Die Interneuronen, die Gewohnheiten in Schach halten

Cholinerge Interneuronen im dorsalen Striatum fungieren als eine Art Überschreibungssystem. Sie helfen dem Gehirn, automatische, gewohnheitsmäßige Reaktionen zu unterdrücken, wenn die Umstände Flexibilität erfordern, also wenn eine habituelle Handlung unangepasst wäre. Aktiviert CRF diese Interneuronen unter Stress, behält das Gehirn eine gewisse Fähigkeit zur flexiblen, zielgerichteten Steuerung. Wird diese Aktivierung durch Alkohol gedämpft, fällt das Gehirn in eingefahrene Muster zurück, einschließlich erlernten Trinkverhaltens.

Das liefert einen neurobiologischen Mechanismus für etwas, das Kliniker seit Jahrzehnten beobachten: Stress löst Rückfälle zuverlässig aus, und Alkohol reduziert kurzfristig die Anspannung. Ein Teil dieses Erleichterungseffekts, so legen die Schaltkreisbefunde nahe, entsteht dadurch, dass ein System pharmakologisch unterdrückt wird, das andernfalls die Verhaltenskontrolle aufrechterhalten würde.

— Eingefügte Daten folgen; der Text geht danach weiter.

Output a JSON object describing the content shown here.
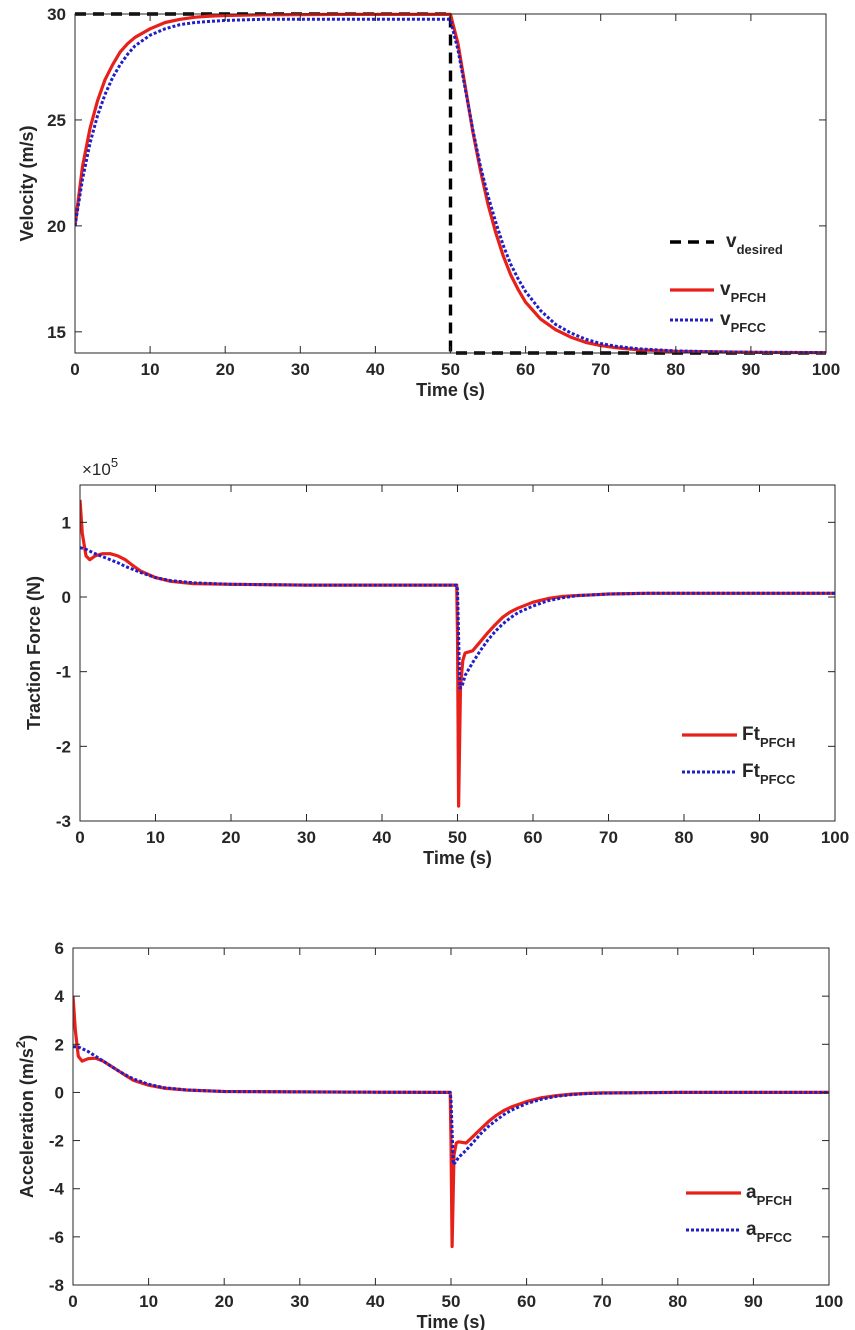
{
  "colors": {
    "desired": "#000000",
    "pfch": "#e8201a",
    "pfcc": "#1f1fc8",
    "axis": "#262626"
  },
  "chart_data": [
    {
      "type": "line",
      "xlabel": "Time (s)",
      "ylabel": "Velocity (m/s)",
      "xlim": [
        0,
        100
      ],
      "ylim": [
        14,
        30
      ],
      "xticks": [
        "0",
        "10",
        "20",
        "30",
        "40",
        "50",
        "60",
        "70",
        "80",
        "90",
        "100"
      ],
      "yticks": [
        "15",
        "20",
        "25",
        "30"
      ],
      "legend_position": "bottom-right",
      "series": [
        {
          "name": "v",
          "sub": "desired",
          "style": "dashed",
          "color_key": "desired",
          "x": [
            0,
            50,
            50,
            100
          ],
          "y": [
            30,
            30,
            14,
            14
          ]
        },
        {
          "name": "v",
          "sub": "PFCH",
          "style": "solid",
          "color_key": "pfch",
          "x": [
            0,
            1,
            2,
            3,
            4,
            5,
            6,
            7,
            8,
            10,
            12,
            14,
            16,
            18,
            20,
            25,
            30,
            35,
            40,
            45,
            49.9,
            50,
            51,
            52,
            53,
            54,
            55,
            56,
            57,
            58,
            59,
            60,
            62,
            64,
            66,
            68,
            70,
            72,
            75,
            80,
            85,
            90,
            100
          ],
          "y": [
            20,
            22.8,
            24.6,
            25.9,
            26.9,
            27.6,
            28.2,
            28.6,
            28.9,
            29.3,
            29.6,
            29.75,
            29.85,
            29.9,
            29.93,
            29.96,
            29.97,
            29.98,
            29.98,
            29.98,
            29.98,
            29.98,
            28.6,
            26.5,
            24.4,
            22.6,
            21.0,
            19.7,
            18.6,
            17.7,
            17.0,
            16.4,
            15.6,
            15.1,
            14.75,
            14.5,
            14.35,
            14.25,
            14.15,
            14.08,
            14.05,
            14.03,
            14.02
          ]
        },
        {
          "name": "v",
          "sub": "PFCC",
          "style": "dotted",
          "color_key": "pfcc",
          "x": [
            0,
            1,
            2,
            3,
            4,
            5,
            6,
            7,
            8,
            10,
            12,
            14,
            16,
            18,
            20,
            25,
            30,
            35,
            40,
            45,
            49.9,
            50,
            51,
            52,
            53,
            54,
            55,
            56,
            57,
            58,
            59,
            60,
            62,
            64,
            66,
            68,
            70,
            72,
            75,
            80,
            85,
            90,
            100
          ],
          "y": [
            20,
            22.2,
            23.9,
            25.2,
            26.2,
            27.0,
            27.6,
            28.1,
            28.5,
            29.0,
            29.3,
            29.5,
            29.6,
            29.65,
            29.7,
            29.75,
            29.75,
            29.75,
            29.75,
            29.75,
            29.75,
            29.7,
            28.3,
            26.4,
            24.5,
            22.8,
            21.4,
            20.2,
            19.1,
            18.2,
            17.5,
            16.9,
            16.0,
            15.35,
            14.95,
            14.65,
            14.45,
            14.32,
            14.2,
            14.1,
            14.06,
            14.04,
            14.02
          ]
        }
      ]
    },
    {
      "type": "line",
      "xlabel": "Time (s)",
      "ylabel": "Traction Force (N)",
      "yexponent_label": "×10",
      "yexponent_value": "5",
      "yexponent": 5,
      "xlim": [
        0,
        100
      ],
      "ylim": [
        -3,
        1.5
      ],
      "xticks": [
        "0",
        "10",
        "20",
        "30",
        "40",
        "50",
        "60",
        "70",
        "80",
        "90",
        "100"
      ],
      "yticks": [
        "-3",
        "-2",
        "-1",
        "0",
        "1"
      ],
      "legend_position": "bottom-right",
      "series": [
        {
          "name": "Ft",
          "sub": "PFCH",
          "style": "solid",
          "color_key": "pfch",
          "x": [
            0,
            0.3,
            0.8,
            1.3,
            2,
            3,
            4,
            5,
            6,
            7,
            8,
            10,
            12,
            15,
            20,
            30,
            40,
            49.9,
            50,
            50.15,
            50.4,
            50.7,
            51,
            52,
            53,
            54,
            55,
            56,
            57,
            58,
            60,
            62,
            64,
            66,
            68,
            70,
            75,
            80,
            90,
            100
          ],
          "y": [
            1.3,
            0.85,
            0.55,
            0.5,
            0.55,
            0.58,
            0.58,
            0.55,
            0.5,
            0.42,
            0.35,
            0.26,
            0.21,
            0.18,
            0.17,
            0.16,
            0.16,
            0.16,
            -0.5,
            -2.8,
            -1.2,
            -0.85,
            -0.75,
            -0.72,
            -0.6,
            -0.48,
            -0.37,
            -0.27,
            -0.2,
            -0.15,
            -0.07,
            -0.02,
            0.01,
            0.02,
            0.03,
            0.04,
            0.05,
            0.05,
            0.05,
            0.05
          ]
        },
        {
          "name": "Ft",
          "sub": "PFCC",
          "style": "dotted",
          "color_key": "pfcc",
          "x": [
            0,
            0.5,
            1,
            2,
            3,
            4,
            5,
            6,
            7,
            8,
            10,
            12,
            15,
            20,
            30,
            40,
            49.9,
            50,
            50.3,
            50.6,
            51,
            52,
            53,
            54,
            55,
            56,
            57,
            58,
            60,
            62,
            64,
            66,
            68,
            70,
            75,
            80,
            90,
            100
          ],
          "y": [
            0.66,
            0.65,
            0.63,
            0.58,
            0.54,
            0.5,
            0.46,
            0.41,
            0.37,
            0.33,
            0.26,
            0.22,
            0.19,
            0.17,
            0.16,
            0.16,
            0.16,
            0.1,
            -1.22,
            -1.2,
            -1.05,
            -0.88,
            -0.72,
            -0.58,
            -0.46,
            -0.36,
            -0.28,
            -0.21,
            -0.12,
            -0.05,
            -0.01,
            0.02,
            0.03,
            0.04,
            0.05,
            0.05,
            0.05,
            0.05
          ]
        }
      ]
    },
    {
      "type": "line",
      "xlabel": "Time (s)",
      "ylabel": "Acceleration (m/s",
      "ylabel_sup": "2",
      "ylabel_close": ")",
      "xlim": [
        0,
        100
      ],
      "ylim": [
        -8,
        6
      ],
      "xticks": [
        "0",
        "10",
        "20",
        "30",
        "40",
        "50",
        "60",
        "70",
        "80",
        "90",
        "100"
      ],
      "yticks": [
        "-8",
        "-6",
        "-4",
        "-2",
        "0",
        "2",
        "4",
        "6"
      ],
      "legend_position": "bottom-right",
      "series": [
        {
          "name": "a",
          "sub": "PFCH",
          "style": "solid",
          "color_key": "pfch",
          "x": [
            0,
            0.3,
            0.7,
            1.2,
            2,
            3,
            4,
            5,
            6,
            7,
            8,
            10,
            12,
            15,
            20,
            30,
            40,
            49.9,
            50,
            50.15,
            50.4,
            50.7,
            51,
            52,
            53,
            54,
            55,
            56,
            57,
            58,
            60,
            62,
            64,
            66,
            68,
            70,
            75,
            80,
            90,
            100
          ],
          "y": [
            4.0,
            2.6,
            1.5,
            1.3,
            1.4,
            1.42,
            1.3,
            1.1,
            0.9,
            0.7,
            0.5,
            0.3,
            0.18,
            0.1,
            0.04,
            0.02,
            0.01,
            0.0,
            -2.0,
            -6.4,
            -2.6,
            -2.1,
            -2.05,
            -2.1,
            -1.8,
            -1.5,
            -1.2,
            -0.95,
            -0.75,
            -0.6,
            -0.38,
            -0.22,
            -0.13,
            -0.07,
            -0.04,
            -0.02,
            -0.01,
            0.0,
            0.0,
            0.0
          ]
        },
        {
          "name": "a",
          "sub": "PFCC",
          "style": "dotted",
          "color_key": "pfcc",
          "x": [
            0,
            0.5,
            1,
            2,
            3,
            4,
            5,
            6,
            7,
            8,
            10,
            12,
            15,
            20,
            30,
            40,
            49.9,
            50,
            50.3,
            50.6,
            51,
            52,
            53,
            54,
            55,
            56,
            57,
            58,
            60,
            62,
            64,
            66,
            68,
            70,
            75,
            80,
            90,
            100
          ],
          "y": [
            1.9,
            1.9,
            1.85,
            1.7,
            1.5,
            1.3,
            1.1,
            0.9,
            0.72,
            0.56,
            0.34,
            0.2,
            0.1,
            0.04,
            0.02,
            0.01,
            0.0,
            -0.3,
            -3.0,
            -2.9,
            -2.7,
            -2.4,
            -2.05,
            -1.7,
            -1.4,
            -1.15,
            -0.92,
            -0.74,
            -0.46,
            -0.28,
            -0.16,
            -0.09,
            -0.05,
            -0.03,
            -0.01,
            0.0,
            0.0,
            0.0
          ]
        }
      ]
    }
  ]
}
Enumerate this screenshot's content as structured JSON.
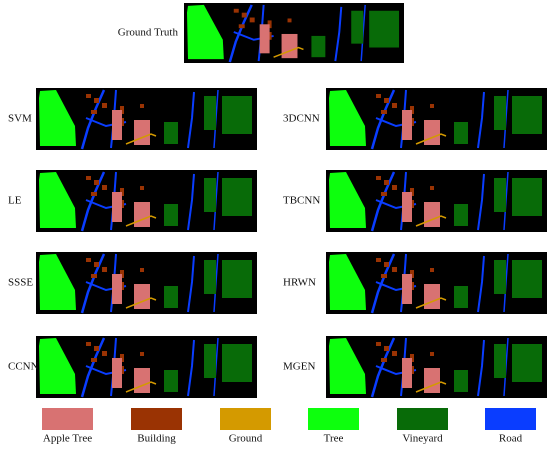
{
  "ground_truth": {
    "label": "Ground Truth"
  },
  "panels": [
    {
      "label": "SVM"
    },
    {
      "label": "3DCNN"
    },
    {
      "label": "LE"
    },
    {
      "label": "TBCNN"
    },
    {
      "label": "SSSE"
    },
    {
      "label": "HRWN"
    },
    {
      "label": "CCNN"
    },
    {
      "label": "MGEN"
    }
  ],
  "legend": [
    {
      "label": "Apple Tree",
      "color": "#d87272"
    },
    {
      "label": "Building",
      "color": "#9a3303"
    },
    {
      "label": "Ground",
      "color": "#d49a00"
    },
    {
      "label": "Tree",
      "color": "#0dff0d"
    },
    {
      "label": "Vineyard",
      "color": "#086b08"
    },
    {
      "label": "Road",
      "color": "#0a3dff"
    }
  ]
}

Was das für die Behandlung bedeutet

Es handelt sich um mechanistische, präklinische Forschung. Therapeutische Anwendungen ergeben sich daraus nicht unmittelbar. Dennoch ist die Kartierung dieses spezifischen Schaltkreises bedeutsam. CRF-Rezeptorantagonisten wurden in klinischen Studien zu Alkoholkonsumstörungen mit uneinheitlichen Ergebnissen getestet. Die neuen Erkenntnisse deuten darauf hin, dass es entscheidend sein könnte, wo und wie die CRF-Signalgebung unterbrochen wird: Eine breite Blockade von CRF ist nicht dasselbe wie die gezielte Hemmung des hier identifizierten Amygdala-Striatum-Signalwegs. Präzision ist in der schaltkreisbasierten Pharmakologie unerlässlich. Ob sich diese Präzision irgendwann in eine wirksamere Rückfallprävention übersetzen lässt, ist eine Frage, der die Forschung nun besser gerüstet nachgehen kann.